Deke grabbed her arm. “Listen to me, Min. Your life and the life of—” He couldn’t say the words. “Whatever happens, you have to save yourself. Got it?”
She bit her lip and looked up at him. “Deke, I—”
“Got—it?” he bit out.
“G-got it.”
“When you get to my car, you’ll find a spare key and a cell phone under the driver’s seat.”
“Who’s supposed to be there to help—?”
“Drive like hell due east. Call Irina. Her number is first on the call list.”
Mindy stared at him, wide-eyed. On her face was a mixture of trust, fear, doubt and a shadow that didn’t come from the dim light in the room. It came from inside her. Slowly, she nodded.
He turned toward the stairs and stopped.
He was leaving Mindy undefended. Mindy and his unborn child. A strange mixture of pride and abject terror weakened his knees.
He’d saved a lot of innocent lives, and while he understood that underestimating his enemy could be fatal, he’d never once doubted his own ability.
Okay—once. Right now, he felt like a rookie who’d been handed two equally deadly choices.
For the first time in his life, he hesitated over which course to take. For the second time ever, the awful consequences of failure slammed him in the face.
There was a reason Deke Cunningham never thought about losing. Because to consider the results was unbearable.
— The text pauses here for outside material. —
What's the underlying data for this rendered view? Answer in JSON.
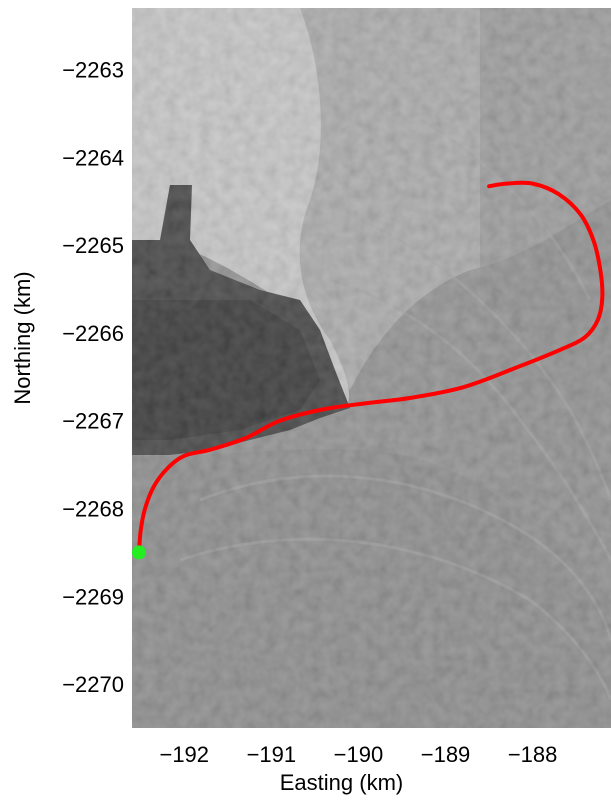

If he went out there armed with a four-inch switchblade, he had a very good chance of succeeding—against one or two, maybe even three opponents. But if he failed—
If he failed, he left Mindy and his child vulnerable. That was unthinkable.
He turned around. “Here’s what I’m going to do,” he said, stepping over to her and bending down until his lips were next to her ear. “Keep the knife.”
She looked shocked. “But—”
“Shh.”
“But Deke,” she whispered. “That’s your—No. I mean, no, you can’t go out there with nothing.”
He held out his hands in front of her face. “I’ve got these. Now, where do you want me to put the knife? In the pocket of your coat?”
She shook her head. “Everything I put in those slanted pockets falls out. Put it in my bra.”
“Your—?”
“Shh.” She smiled wryly. “It’s not like you don’t know where it is. Do you want me to do it? And then you can retie the ropes around my hands?”
He shook his head, rubbing his face against her silky, tangerine-scented skin. “I’ll do it.” He opened her coat and unbuttoned the three buttons at the neckline of her sweater, then he pulled the knife out of his pocket.
“Okay,” he whispered, feeling like a kid about to cop his first feel. He felt that awkward, that shy, that excited.
Quickly he slid his hand down through the neckline of her sweater. When his fingers slid over the rising mounds of her breasts, he almost gasped. They were so full and round and firm.
Her body was preparing for her child. Awed and speechless, and working as fast as he could, he slid the knife between her breast and the cup of the bra.
“Does that feel okay?”
Her head inclined slightly. “It’s good,” she murmured, sounding a little breathless.
He extracted his hand and rebuttoned her sweater. Then he pulled the lapels of her coat together. When he lifted his gaze, she was looking up at him.
He wanted to kiss her so badly he ached. Not a lover’s kiss. Just a gesture of caring, a promise that he’d do anything to protect her and the child that she sheltered inside her.
But he’d made her so many promises, and he’d broken them all.
So instead, he made a vow to himself. A simple vow. Yet one more difficult to keep than any promise he’d made to her, kept or not.